Brigitte Bauer est allemande mais elle vit depuis peu en France et plus particulièrement à Arles. D’Allemagne est une proposition qui s’est transformée en livre. La série confronte le souvenir de la terre natale avec un présent qui vient en contrepoint, en contrejour.
La vingtaine de photos présentées est proche de la veine journalistique. Les formats sont carrés et les dimensions réduites, seule entorse aux codes du reportage (qui datent un peu), l’emploi de la couleur. Toutes ces photos posées dans des cadres en bois, sont autant de fenêtres ouvertes sur des paysages de l’intimité, des grands espaces naturels allemands. Les scènes sont banales, quotidiennes, populaires, frôlant le kitsch parfois, comme avec ces pots de cactus aux fenêtres, agrémentés de nains de jardin.

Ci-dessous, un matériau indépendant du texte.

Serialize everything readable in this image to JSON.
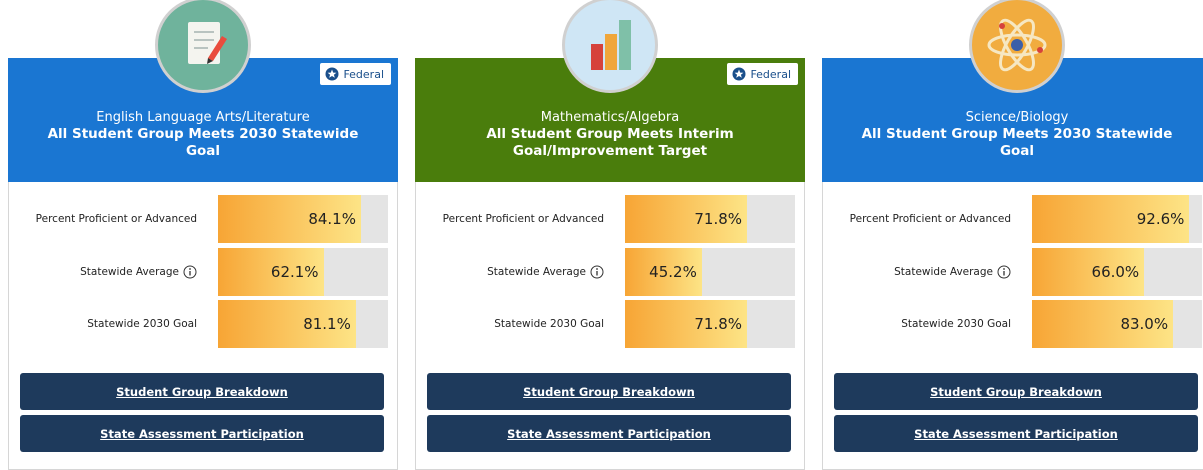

Mais l’ensemble ne tombe pas dans l’anecdote et parvient souvent à transcender son sujet. Les enfants peuvent être transformés en saint Jean-Baptiste, et les mères de famille en Pietá. Bizarre cette référence à la peinture catholique pour ce pays de la Réforme ? Toutefois on retrouve souvent la terre des Romantiques. Plusieurs cadrages font directement penser à Friedrich, intentionnel ou non, on peut admirer La mer de glace ou les Falaises de Rüngen.
À la place d’un bateau pris entre les glaces il y a, comme par ironie ou anachronisme, le manche d’un parapluie planté par un passant, écœuré d’avoir cassé les baleines de son pépin. Il faut aussi de l’imagination pour transposer les falaises de Rüngen dans des alpages. Il faut tout autant d’abnégation et de goût du rapprochement lointain pour faire passer des touristes en short et pataugas en modèle du maître de Dresde.
Brigitte Bauer glisse de la petite histoire à la peinture historique, encore faut-il avoir l’esprit analytique pour faire passer une ressemblance lointaine en une conviction consciente et revendiquée. Elle passe de la sphère privée à la scène publique, elle égrenne les saisons et les compositions, elle multiplie les climats, passe d’une forêt à un pavillon des plus ordinaires pour finalement nous offrir une carte postale en forme d’éphéméride.
L’ensemble forme un tout et se feuillette dans un livre qui a été publié pour l’occasion. La qualité du résultat vaut autant pour son exhausitivité que pour le regard personnel d’une habitante déracinée qui retrouve son pays natal. Les pages se conjuguent et se déclinent à la hauteur d’une expérience personnelle.
Brigitte Bauer :
— D’Allemagne, 2003. 20 photos. C-Print. 40 x 40 cm.